Первая публикация для писателя как первый поцелуй для всех остальных, а то и важнее. «Милый друг» Жорж Дюруа в романе Ги де Мопассана, с трудом выдерживая невнимание всего человечества к своему дебюту, лично призывал посетителей кафе полистать газету, в которой «много интересного». Достигшие успеха авторы частенько уничтожают свои первые публичные опыты (как Гоголь) или, что, может быть, еще страшнее, переписывают их (как Тургенев). Вторая редакция принижает значение первой и становится основной. Ничего хорошего из этого обычно не выходит. Так, страдавшие перфекционизмом Тернер и Репин упорно меняли цвета на своих полотнах, гонясь за бо́льшим правдоподобием. А зачем? Ну поменялись твои взгляды, что естественно. Разонравились юношеские опыты, бывает.
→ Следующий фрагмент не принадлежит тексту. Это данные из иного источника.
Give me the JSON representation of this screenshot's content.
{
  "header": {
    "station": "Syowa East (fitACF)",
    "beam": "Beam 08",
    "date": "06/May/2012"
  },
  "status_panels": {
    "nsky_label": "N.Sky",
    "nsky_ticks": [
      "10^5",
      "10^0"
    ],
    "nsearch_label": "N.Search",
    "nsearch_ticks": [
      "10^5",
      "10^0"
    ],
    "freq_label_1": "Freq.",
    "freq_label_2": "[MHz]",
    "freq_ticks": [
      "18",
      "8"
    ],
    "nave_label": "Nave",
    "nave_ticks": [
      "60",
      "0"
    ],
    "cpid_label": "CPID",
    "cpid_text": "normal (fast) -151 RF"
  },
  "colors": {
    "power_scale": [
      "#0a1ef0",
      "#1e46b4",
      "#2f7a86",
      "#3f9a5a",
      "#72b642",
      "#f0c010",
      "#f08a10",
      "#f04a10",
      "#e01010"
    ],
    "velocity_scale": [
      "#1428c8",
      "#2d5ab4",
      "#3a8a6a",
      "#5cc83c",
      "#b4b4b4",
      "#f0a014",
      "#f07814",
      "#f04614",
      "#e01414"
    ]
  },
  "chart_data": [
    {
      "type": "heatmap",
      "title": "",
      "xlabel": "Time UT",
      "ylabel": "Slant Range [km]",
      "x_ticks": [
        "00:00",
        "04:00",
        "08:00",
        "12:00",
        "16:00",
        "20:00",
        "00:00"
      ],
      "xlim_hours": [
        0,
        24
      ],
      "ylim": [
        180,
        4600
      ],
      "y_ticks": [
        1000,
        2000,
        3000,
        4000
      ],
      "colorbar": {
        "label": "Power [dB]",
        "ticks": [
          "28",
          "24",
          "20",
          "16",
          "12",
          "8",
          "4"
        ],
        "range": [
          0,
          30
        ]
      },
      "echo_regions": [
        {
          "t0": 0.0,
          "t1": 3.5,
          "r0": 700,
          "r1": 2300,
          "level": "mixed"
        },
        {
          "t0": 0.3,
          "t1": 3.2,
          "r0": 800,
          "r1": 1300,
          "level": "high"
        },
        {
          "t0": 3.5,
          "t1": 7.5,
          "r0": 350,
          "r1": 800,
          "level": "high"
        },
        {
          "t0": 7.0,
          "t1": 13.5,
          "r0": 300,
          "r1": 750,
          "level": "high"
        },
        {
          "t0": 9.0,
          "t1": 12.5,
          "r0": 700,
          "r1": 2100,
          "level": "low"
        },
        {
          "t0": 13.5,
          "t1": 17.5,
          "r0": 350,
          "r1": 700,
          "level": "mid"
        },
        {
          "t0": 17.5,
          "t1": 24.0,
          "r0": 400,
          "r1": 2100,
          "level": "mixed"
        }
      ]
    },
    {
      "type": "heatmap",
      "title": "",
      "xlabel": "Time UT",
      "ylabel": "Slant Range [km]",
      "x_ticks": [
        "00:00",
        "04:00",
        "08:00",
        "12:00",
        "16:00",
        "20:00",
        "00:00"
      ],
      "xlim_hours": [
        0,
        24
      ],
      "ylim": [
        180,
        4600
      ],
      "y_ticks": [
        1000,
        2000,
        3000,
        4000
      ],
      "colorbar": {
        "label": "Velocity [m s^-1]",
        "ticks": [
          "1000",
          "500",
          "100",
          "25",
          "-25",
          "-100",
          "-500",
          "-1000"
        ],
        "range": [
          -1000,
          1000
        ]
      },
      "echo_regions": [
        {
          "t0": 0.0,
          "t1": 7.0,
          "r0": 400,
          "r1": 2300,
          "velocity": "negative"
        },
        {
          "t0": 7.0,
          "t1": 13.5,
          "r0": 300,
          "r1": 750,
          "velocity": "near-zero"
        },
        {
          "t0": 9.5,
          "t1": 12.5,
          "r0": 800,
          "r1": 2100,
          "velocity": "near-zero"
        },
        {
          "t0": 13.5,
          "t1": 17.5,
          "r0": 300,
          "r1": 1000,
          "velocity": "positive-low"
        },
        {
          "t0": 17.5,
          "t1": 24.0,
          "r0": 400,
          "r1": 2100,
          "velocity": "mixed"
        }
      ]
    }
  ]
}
Так ты пойди другое напиши – зачем старое-то трогать?
У Пелевина с дебютом все в порядке. Он его не переписывал, не уничтожал, а, напротив, охотно переиздавал (см. «Relics»). Может быть, дело тут в том, что первые пелевинские вещи вышли в свет уже «отлежавшись». Они писались по большей части еще в 1980-е, и до момента первой публикации у автора была масса возможностей их отредактировать до нужного ему состояния.
По воспоминаниям товарища пелевинской юности Сергея Москалева, набирались первые рассказы на его «Атари СТ», клоне «Макинтоша».
«Мы делали пластинку для Брайана Ино, продюсировали диск Дживана Гаспаряна – за работу нам привезли компьютер, который стоил страшных денег и был невероятной редкостью, – вспоминает Москалев. – Писали-то тогда в основном руками или на печатной машинке, а чтобы кто-то тебя редактировал, надо было войти в тусовку. Пелевин тогда туда не входил. А тут – красота, можешь сам себя править, напечатать-посмотреть-переделать. Так вот Пелевин тогда жил у нас дома в Москве: поливал цветы, кормил кошку и работал за “Атари”. Дискеты с “Шестипалым”, “Днем бульдозериста” у меня до сих пор лежат… Пелевин – человек потрясающего трудолюбия. В то время он мог часов двенадцать методично работать – и продуктивно! Бывает же, что пишут по двенадцать часов, а потом все уничтожают. С Витей не так: он страшно продуктивен».